The Lord is in control, the Facebook entry said.
I’m not religious, but I often find “Thank you, Jesus,” remarks threaded through my feed page. Mostly, I ignore or delete them. But on the day this one popped onto my computer screen, I was in a different state of mind. If God is in control, then why should we make an effort? I responded.
The reply was swift. Our efforts are under his control. Without Him, they wouldn’t yield anything. So he’s in control of everything.
Noting the argument was circular, I asked the writer if he saw circularity as a problem. He answered with a question. What exactly do you want Madam Miller?
Clarity, I replied.
The United Negro College has a motto I’ve long admired. The mind is a terrible thing to waste. In my world, if sin exists, it is the wilful neglect of thought. Even the pious must admit Reason is a gift from god. Nonetheless, most of them seem to value Faith above Reason, which I why I oppose the voucher system in public education. So many of these private institutions are religious-based, and having found a back door to free money, they bleed and weaken the public school system.
Indifferent to the Constitution’s intent to keep a wall between Church and State, parents who support voucher schools probably feel they have a right to send their children to institutions that reflect their values. They too, are taxpayers, after all. But these individuals are wrong in their assumptions. Free education does not exist for the benefit of students or the benefit of their parents. It exists for the benefit of the social order. (John Green) Cohesion, not religious indoctrination, is the name of the game.
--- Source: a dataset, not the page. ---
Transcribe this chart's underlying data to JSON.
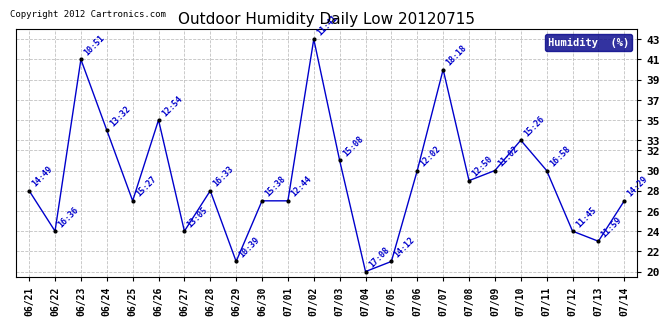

Only 19 states preserve public funds solely for public education. (“Vouchers for religious schools expanding,” FFRF, June-July 2023, pg. 7.) The remaining numbers allow voucher programs, oblivious, apparently, to studies that show graduates of these private institutions are less well-educated than their public school peers.
Admittedly, Faith and Reason are branches of the same tree. Both arise from our early desire to understand our place in the universe. Human survival depended upon that understanding. Absent fangs or claws, primitive man had only two ways of responding to danger–fight or flight. Those who waited in the waving grass long enough to see the lion’s eyes were eaten. Those who saw the grass bend and ran away from a possible predator lived another day.
This hypersensitivity to changes in the landscape became encoded in the survivors’ genes. From there it was a short hop to linking cause with effect. If grass bends, warning us of danger, other forces of nature might be doing the same. When primitive minds assigned intent to these signals, then inanimate objects that either benefited or hurt us, like volcanoes, the winds, or the sun, became gods.
Religion not only helped us explain our surrounding world, but it developed a community of like minds. It provided social cohesion.
Even so, some of our ancestors continued to explore the world in greater detail, hoping to uncover some of its mysteries. Their quest proved to be rich with wonder. A god may have created the rose, but its anatomy was no less fascinating. Eventually, humans learned that, godly or not, Nature conformed to a set of laws.
The discovery was key to opening the door to science. Once opened, more findings followed. They lead to Einstein’s theory of relativity, for example, and gave us a glimpse of the quantum world. Using this cursory knowledge of a new dimension, Google has built a quantum computer, the first of its kind. In a minute, It can perform calculations that would take an ordinary supercomputer 47 years to complete.
Imagine what we can learn when knowledge accumulates faster than the speed of light. Will we come to see ourselves as omniscient? If so, we face a conundrum. With so much knowledge at our fingertips, what ethics will guide us? Needless to say, we must have standards, or we will become prey to rogue actors who are willing to put personal power and profit ahead of the common good.
Perhaps one-day quantum computing will reveal the face of god. The revelation is one devoutly to be sought, for only a Being both omniscient and omnipotent will have the authority to guide us. If no god exists, then, for the sake of social cohesion, humans will have to invent one.